The publication of this comprehensive data by the refinery management serves to dispel persistent industry rumors regarding its operational pricing structure.
Critics had suggested that the company was fluctuating its wholesale prices in tandem with volatile daily spot market rates.
However, the refinery clarified that its crude supply is systematically locked down weeks or even months in advance under long-term commercial contracts tied to monthly average benchmarks.
This long-term framework protects the plant’s production margins from sudden international market spikes while ensuring a predictable supply chain.
A granular breakdown of the refinery’s logistics logs shows that the facility took delivery of 40.40 million barrels of crude oil over the two months. Of this total, Nigerian fields contributed 31.43 million barrels, leaving the remaining 8.97 million barrels to be filled by international producers.
In May, the plant received 21.47 million barrels, with local grades comprising 16.74 million barrels. June saw a slight adjustment with 18.93 million barrels delivered, of which local producers held the line at 14.69 million barrels.
The local supply network relied on iconic domestic crude streams, led primarily by Bonny Light at 5.90 million barrels, followed closely by Qua Iboe at 4.80 million barrels, Amenam at 4.00 million barrels, and Forcados at 3.89 million barrels.
To supplement domestic streams and balance its refining formula, the management imported various international grades, which constituted 22 percent of its feed.
Libya emerged as the primary foreign partner, exporting 2.10 million barrels of its premium El Sharara grade.

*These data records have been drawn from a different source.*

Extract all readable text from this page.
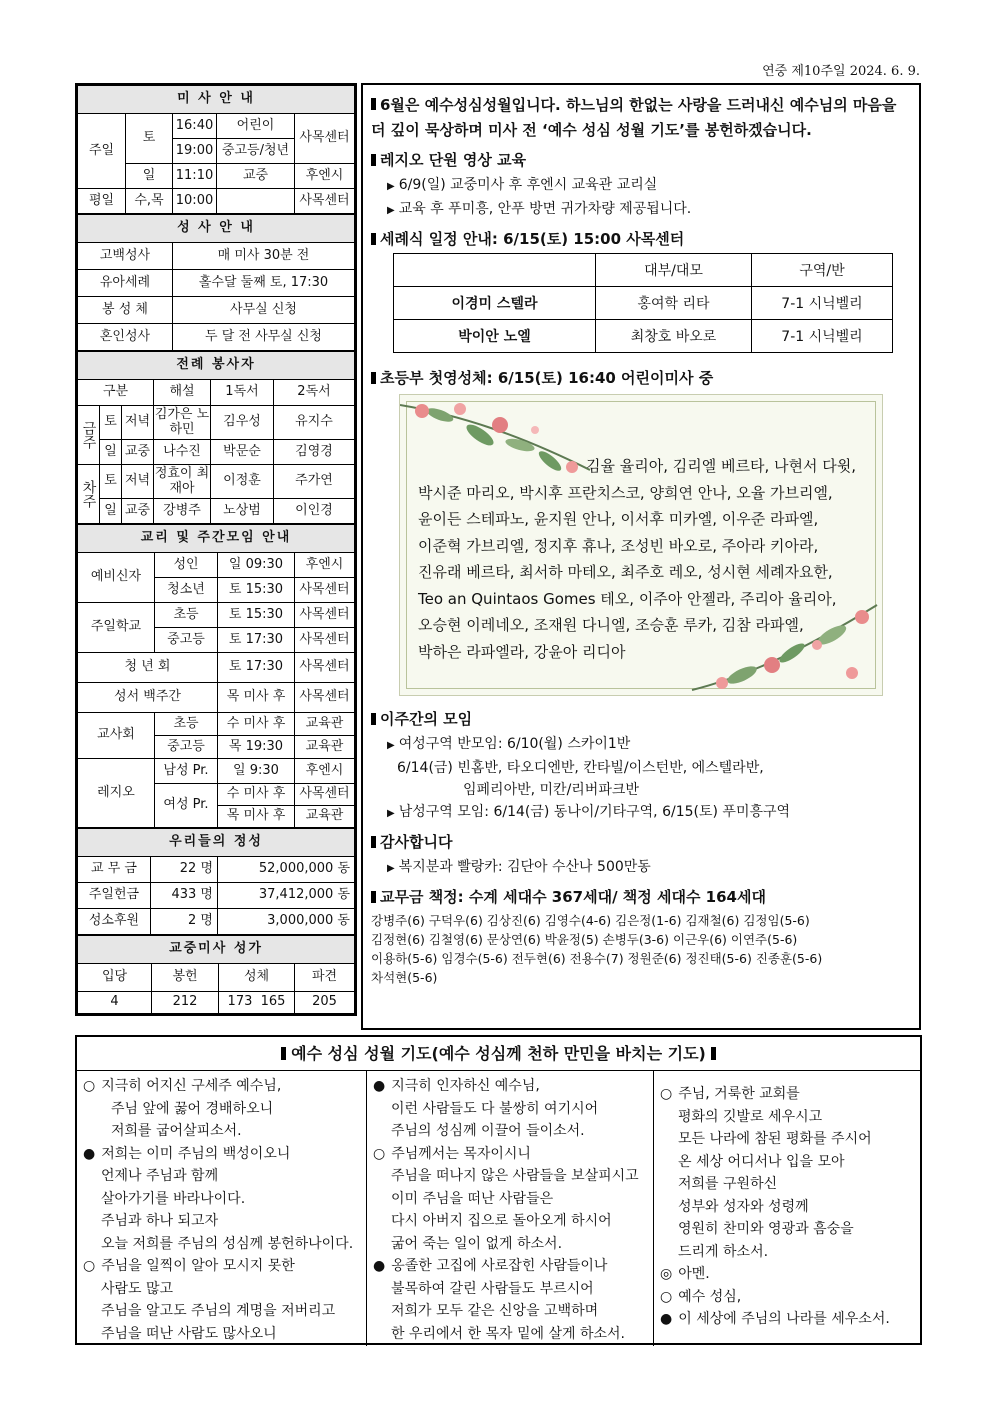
연중 제10주일 2024. 6. 9.
미 사 안 내				
주일	토	16:40	어린이	사목센터
		19:00	중고등/청년	
	일	11:10	교중	후엔시
평일	수,목	10:00		사목센터
성 사 안 내	
고백성사	매 미사 30분 전
유아세례	홀수달 둘째 토, 17:30
봉 성 체	사무실 신청
혼인성사	두 달 전 사무실 신청
전례 봉사자					
구분			해설	1독서	2독서
금주	토	저녁	김가은 노하민	김우성	유지수
	일	교중	나수진	박문순	김영경
차주	토	저녁	정효이 최재아	이정훈	주가연
	일	교중	강병주	노상범	이인경
교리 및 주간모임 안내			
예비신자	성인	일 09:30	후엔시
	청소년	토 15:30	사목센터
주일학교	초등	토 15:30	사목센터
	중고등	토 17:30	사목센터
청 년 회		토 17:30	사목센터
성서 백주간		목 미사 후	사목센터
교사회	초등	수 미사 후	교육관
	중고등	목 19:30	교육관
레지오	남성 Pr.	일 9:30	후엔시
	여성 Pr.	수 미사 후	사목센터
		목 미사 후	교육관
우리들의 정성		
교 무 금	22 명	52,000,000 동
주일헌금	433 명	37,412,000 동
성소후원	2 명	3,000,000 동
교중미사 성가			
입당	봉헌	성체	파견
4	212	173  165	205
6월은 예수성심성월입니다. 하느님의 한없는 사랑을 드러내신 예수님의 마음을 더 깊이 묵상하며 미사 전 ‘예수 성심 성월 기도’를 봉헌하겠습니다.
레지오 단원 영상 교육
▶ 6/9(일) 교중미사 후 후엔시 교육관 교리실
▶ 교육 후 푸미흥, 안푸 방면 귀가차량 제공됩니다.
세례식 일정 안내: 6/15(토) 15:00 사목센터
	대부/대모	구역/반
이경미 스텔라	홍여학 리타	7-1 시닉벨리
박이안 노엘	최창호 바오로	7-1 시닉벨리
초등부 첫영성체: 6/15(토) 16:40 어린이미사 중
김율 율리아, 김리엘 베르타, 나현서 다윗,
박시준 마리오, 박시후 프란치스코, 양희연 안나, 오율 가브리엘,
윤이든 스테파노, 윤지원 안나, 이서후 미카엘, 이우준 라파엘,
이준혁 가브리엘, 정지후 휴나, 조성빈 바오로, 주아라 키아라,
진유래 베르타, 최서하 마테오, 최주호 레오, 성시현 세례자요한,
Teo an Quintaos Gomes 테오, 이주아 안젤라, 주리아 율리아,
오승현 이레네오, 조재원 다니엘, 조승훈 루카, 김참 라파엘,
박하은 라파엘라, 강윤아 리디아
이주간의 모임
▶ 여성구역 반모임: 6/10(월) 스카이1반
6/14(금) 빈홈반, 타오디엔반, 칸타빌/이스턴반, 에스텔라반,
임페리아반, 미칸/리버파크반
▶ 남성구역 모임: 6/14(금) 동나이/기타구역, 6/15(토) 푸미흥구역
감사합니다
▶ 복지분과 빨랑카: 김단아 수산나 500만동
교무금 책정: 수계 세대수 367세대/ 책정 세대수 164세대
강병주(6) 구덕우(6) 김상진(6) 김영수(4-6) 김은정(1-6) 김재철(6) 김정임(5-6)
김정현(6) 김철영(6) 문상연(6) 박윤정(5) 손병두(3-6) 이근우(6) 이연주(5-6)
이용하(5-6) 임경수(5-6) 전두현(6) 전용수(7) 정원준(6) 정진태(5-6) 진종훈(5-6)
차석현(5-6)
예수 성심 성월 기도(예수 성심께 천하 만민을 바치는 기도)
○ 지극히 어지신 구세주 예수님,
주님 앞에 꿇어 경배하오니
저희를 굽어살피소서.
● 저희는 이미 주님의 백성이오니
언제나 주님과 함께
살아가기를 바라나이다.
주님과 하나 되고자
오늘 저희를 주님의 성심께 봉헌하나이다.
○ 주님을 일찍이 알아 모시지 못한
사람도 많고
주님을 알고도 주님의 계명을 저버리고
주님을 떠난 사람도 많사오니
● 지극히 인자하신 예수님,
이런 사람들도 다 불쌍히 여기시어
주님의 성심께 이끌어 들이소서.
○ 주님께서는 목자이시니
주님을 떠나지 않은 사람들을 보살피시고
이미 주님을 떠난 사람들은
다시 아버지 집으로 돌아오게 하시어
굶어 죽는 일이 없게 하소서.
● 옹졸한 고집에 사로잡힌 사람들이나
불목하여 갈린 사람들도 부르시어
저희가 모두 같은 신앙을 고백하며
한 우리에서 한 목자 밑에 살게 하소서.
○ 주님, 거룩한 교회를
평화의 깃발로 세우시고
모든 나라에 참된 평화를 주시어
온 세상 어디서나 입을 모아
저희를 구원하신
성부와 성자와 성령께
영원히 찬미와 영광과 흠숭을
드리게 하소서.
◎ 아멘.
○ 예수 성심,
● 이 세상에 주님의 나라를 세우소서.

Other foreign contributions included international trading blends like CJ Blend and EA Blend, alongside Guyana’s Payara crude, Angola’s Cabinda grade, and Ghana’s Jubilee crude. This strategic diversification allows the refinery to maximize yield efficiencies across its cutting-edge processing units.
Beyond the logistical shift, the data highlights a substantial financial relief for the refinery due to a plunge in global energy prices.
In May, the refinery purchased some premium domestic cargoes at steep premium rates, shelling out up to $134.37 per barrel for Qua Iboe crude, bringing the month’s total acquisition bill to $2.68 billion.
However, by June, international oil markets retreated significantly due to easing geopolitical friction and slowing global demand.

This drop allowed Dangote to buy the bulk of its June feedstock at a much cheaper range of $90 to $97 per barrel, shrinking total monthly crude expenditure down to $1.80 billion.
Energy experts believe that this combination of a dominant local supply loop and a drop in crude prices will heavily benefit Nigerian consumers at the pumps.
By cutting down the expensive freight, maritime insurance, and complex logistics costs associated with moving oil across continents, the refinery gains significant financial room to lower its ex-depot fuel prices.
As the mega-refinery continues to scale up its fuel production, maintaining these strong domestic pipelines will remain vital to keeping transportation costs low and cementing Nigeria’s position as the primary refining hub for the entire African continent.